The reality is that Ecclestone's tax position is pretty straightforward which makes it even harder to follow the blackmail theory. In February 1996 Ecclestone transferred his biggest cash cow, his shares in F1's former rightsholder F.O.C.A. Administration, to a Jersey-based trust whose beneficiaries are his family members. He did this for good reason because his health was not as good as it is now and if he had died his Croatian ex-wife Slavica would have had to pay tax on her inheritance because she had not yet lived in the UK long enough to be domiciled here.
The trust is completely separate to Ecclestone and he recently told Sylt "the [Inland] Revenue obviously had to check everything. It took five years going through that. I didn't deal with it. The trust had to show it was correct." In short, his personal financial situation has already been given a seal of approval from the UK authorities.
There is absolutely no evidence that Ecclestone has ever done anything wrong which Gribkowsky could have blackmailed him with in 2006 or prior to that. However, even if Gribkowsky did have some compromising information which he threatened to take to the tax authorities in 2006 it would most probably be irrelevant now. This is because UK individuals filing tax returns only need to keep their records for five years after the period they relate to. So, even if Gribkowsky (or anyone) had information relating to prior to 2006 about any UK tax payer it could be hard for the authorities to investigate or take action. The person being investigated could perfectly legitimately say they have destroyed all their records relating to the period in question and so cannot defend themselves.
The blackmail theory is even harder to believe in light of a report in the German magazine Focus claiming that the information which Gribkowsky threatened to take to the authorities was a one-page spreadsheet with facts about 19 companies connected to F1. It claims that the details about the companies were bought from business information firm Dun & Bradstreet so it is hard to see how anyone could be blackmailed with information which is already in the public domain. According to Focus, Gribkowsky used this to deduce that "the maze of companies above all arises from tax related motives." It seems a stretch to move from this deduction to blackmailing Ecclestone for $40m.

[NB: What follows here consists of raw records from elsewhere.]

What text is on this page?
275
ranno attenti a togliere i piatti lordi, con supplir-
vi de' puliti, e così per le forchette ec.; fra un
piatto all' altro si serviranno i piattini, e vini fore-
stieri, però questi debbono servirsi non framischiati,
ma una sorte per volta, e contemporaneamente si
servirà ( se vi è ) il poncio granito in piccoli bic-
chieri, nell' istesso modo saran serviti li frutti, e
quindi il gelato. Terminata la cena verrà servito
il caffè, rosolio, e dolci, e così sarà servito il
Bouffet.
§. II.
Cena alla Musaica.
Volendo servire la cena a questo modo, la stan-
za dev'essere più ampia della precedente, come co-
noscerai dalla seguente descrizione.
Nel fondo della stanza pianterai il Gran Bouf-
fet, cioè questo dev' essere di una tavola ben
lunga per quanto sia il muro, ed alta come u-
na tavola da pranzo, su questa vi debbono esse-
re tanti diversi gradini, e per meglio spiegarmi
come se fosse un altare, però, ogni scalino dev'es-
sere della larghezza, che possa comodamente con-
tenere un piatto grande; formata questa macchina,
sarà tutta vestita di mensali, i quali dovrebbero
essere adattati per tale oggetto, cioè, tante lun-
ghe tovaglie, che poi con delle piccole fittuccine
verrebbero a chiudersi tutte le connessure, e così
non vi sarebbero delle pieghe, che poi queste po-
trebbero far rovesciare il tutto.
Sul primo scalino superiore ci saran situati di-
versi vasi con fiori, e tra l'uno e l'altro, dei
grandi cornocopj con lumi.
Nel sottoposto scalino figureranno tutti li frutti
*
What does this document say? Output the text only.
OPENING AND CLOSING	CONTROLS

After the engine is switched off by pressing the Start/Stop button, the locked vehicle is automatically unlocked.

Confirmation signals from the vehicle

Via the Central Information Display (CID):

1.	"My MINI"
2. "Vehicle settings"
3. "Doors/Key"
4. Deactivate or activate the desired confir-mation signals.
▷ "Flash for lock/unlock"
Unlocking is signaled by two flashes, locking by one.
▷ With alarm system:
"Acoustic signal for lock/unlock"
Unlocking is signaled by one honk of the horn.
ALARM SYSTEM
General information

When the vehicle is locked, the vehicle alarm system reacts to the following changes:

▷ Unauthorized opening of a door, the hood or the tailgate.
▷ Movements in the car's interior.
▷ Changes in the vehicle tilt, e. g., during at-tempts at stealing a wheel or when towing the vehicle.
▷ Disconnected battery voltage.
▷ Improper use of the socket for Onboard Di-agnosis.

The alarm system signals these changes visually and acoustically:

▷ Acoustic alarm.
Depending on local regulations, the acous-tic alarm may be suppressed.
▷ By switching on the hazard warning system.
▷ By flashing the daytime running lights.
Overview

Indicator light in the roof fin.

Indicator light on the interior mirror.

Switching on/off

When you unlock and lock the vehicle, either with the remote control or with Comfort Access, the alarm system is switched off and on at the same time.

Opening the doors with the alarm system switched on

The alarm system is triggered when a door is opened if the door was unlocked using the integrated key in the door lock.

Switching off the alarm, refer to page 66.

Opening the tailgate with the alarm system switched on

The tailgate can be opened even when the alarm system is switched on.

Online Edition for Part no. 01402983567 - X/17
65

Ecclestone has said he does "not intend to make any further public comment" on the investigation into Gribkowsky beyond his statement last month which said "I have been cooperating with the State Prosecution Office's investigation of the affairs of Dr Gribkowsky since the outset. When I was informed that there was a first suspicion in relation to my perceived involvement in the matter, I went to see the Senior State Prosecutor and her team in Munich earlier this month to clear up any allegations against me. I will continue to give the State Prosecution Office my full cooperation in whatever capacity it may ask and I am confident that when the full facts have been established, I will be exonerated of blame for any wrongdoing."
In contrast, Gribkowsky's predicament seems to be worsening. Another accusation was recently made against him as it is now believed that he also received a suspicious payment of €250,000 in a property deal as part of a consulting contract in 2008. The Munich court issued a new arrest warrant for Gribkowsky over this and his lawyer filed an appeal against it, just as he has done in connection with the other accusations.
Gribkowsky's assets have been frozen as a result of the continued doubt over the legitimacy of the $50m payment. However, his lawyer is confident that it will be returned to him and he will be cleared. A decision on whether to formally charge Gribkowsky has been expected since early May. Once that happens we will be one step closer to wrapping up this sorry saga.